A new study by Indiana University researchers shows that this easily overlooked sight can play a surprisingly useful role for science, serving as a physical record for extreme wind events that are notoriously difficult to measure. By studying high-resolution maps of the forest floor, IU researchers developed a model linking hillslope bumpiness to the frequency of extreme wind, providing new insight into how wind affects forest evolution and how often extreme wind events occur in the area.
“When strong winds cause trees to uproot, they leave a recognizable signature on the forest floor,” said Tyler Doane, a former IU postdoctoral researcher who led the study. “In southern Indiana, we found that the disturbances left by these trees can serve as a reliable proxy for windstorms that occurred over the last decades to centuries.”
Wind-toppled trees, also known as windthrow, play a significant role in shaping the foothills that dot southern Indiana and other parts of the world. Windthrow creates gaps in the forest canopy that affect forests’ structure and their capacity to absorb carbon, an important factor for forests’ abilities to offset climate change. The pit-mound shapes of fallen trees provide habitat for threatened species like salamanders; they also contain loose soil and sediment that migrates downhill and changes the hillslope surface over time.
“If you go out into the woods, you’ll see windthrow everywhere,” said Brian Yanites, a co-author of the study and an associate professor in the IU Bloomington College of Arts and Sciences’ Department of Earth and Atmospheric Sciences. “But only in the last decade have we been able to see a picture of the forest floor that allows us to do this kind of science.”
IU researchers combined this data with wind speed records captured at nearby Morgan-Monroe State Forest’s AmeriFlux tower and a theory they developed that quantifies how the site of a windthrow event smooths out over time. The resulting model allowed the team to pinpoint the most significant factors that affect windthrow and estimate windthrow frequency as well as how much wind trees can withstand.
“Because of the terrain and Indiana wind patterns, trees on east-facing slopes are more susceptible to windthrow,” said Doane, now a postdoctoral researcher with the USGS. “Our model predicts that these extreme wind events occur about once every couple years for any given hillslope in this area. Furthermore, we estimate that the average tree can withstand gusts of about 100 miles an hour, which is about what you might see from the strongest storms that move through the Midwest.”

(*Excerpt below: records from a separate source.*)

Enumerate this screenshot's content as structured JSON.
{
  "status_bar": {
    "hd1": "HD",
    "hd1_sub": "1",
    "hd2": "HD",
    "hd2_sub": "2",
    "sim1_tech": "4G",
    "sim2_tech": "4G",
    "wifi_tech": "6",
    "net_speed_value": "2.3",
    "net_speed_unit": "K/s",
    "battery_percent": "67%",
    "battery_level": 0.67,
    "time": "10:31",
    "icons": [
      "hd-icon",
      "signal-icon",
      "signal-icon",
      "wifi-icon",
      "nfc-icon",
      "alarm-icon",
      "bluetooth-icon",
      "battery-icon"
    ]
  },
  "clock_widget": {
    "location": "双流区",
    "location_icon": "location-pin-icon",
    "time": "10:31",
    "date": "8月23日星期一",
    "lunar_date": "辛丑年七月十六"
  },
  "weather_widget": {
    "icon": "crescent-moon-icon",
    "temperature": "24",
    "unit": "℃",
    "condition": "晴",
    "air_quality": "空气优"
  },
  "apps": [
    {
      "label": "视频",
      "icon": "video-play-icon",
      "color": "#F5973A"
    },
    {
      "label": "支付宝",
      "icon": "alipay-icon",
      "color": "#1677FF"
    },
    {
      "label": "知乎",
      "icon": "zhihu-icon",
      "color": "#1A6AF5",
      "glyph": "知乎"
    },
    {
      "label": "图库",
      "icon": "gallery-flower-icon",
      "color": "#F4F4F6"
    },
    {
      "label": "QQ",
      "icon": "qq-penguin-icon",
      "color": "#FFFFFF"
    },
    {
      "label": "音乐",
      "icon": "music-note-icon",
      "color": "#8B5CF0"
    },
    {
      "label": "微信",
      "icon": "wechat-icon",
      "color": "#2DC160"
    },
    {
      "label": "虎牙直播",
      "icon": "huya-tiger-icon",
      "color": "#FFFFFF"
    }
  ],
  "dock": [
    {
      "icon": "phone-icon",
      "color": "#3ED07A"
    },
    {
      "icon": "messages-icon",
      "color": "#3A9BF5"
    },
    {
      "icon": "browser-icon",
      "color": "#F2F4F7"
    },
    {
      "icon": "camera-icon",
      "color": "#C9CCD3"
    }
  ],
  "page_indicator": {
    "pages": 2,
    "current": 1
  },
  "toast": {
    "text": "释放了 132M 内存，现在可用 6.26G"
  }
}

Climate change adds another layer of complexity to how frequently Hoosiers may observe extreme wind and windthrow in the future. Climate change affects forest composition and has been linked to more frequent drought in the Midwest, potentially lowering trees’ abilities to withstand strong gusts. But unlike temperature and precipitation patterns, little is known about how climate change influences extreme wind.
“Given forests’ significant role in absorbing atmospheric carbon, these are important outstanding questions that can be better explored using our framework,” Doane said.
Additional authors on the paper include IU Bloomington faculty Doug Edmonds, an associate professor in the Department of Earth and Atmospheric Sciences, and Kim Novick, a professor in the O’Neill School of Public and Environmental Affairs.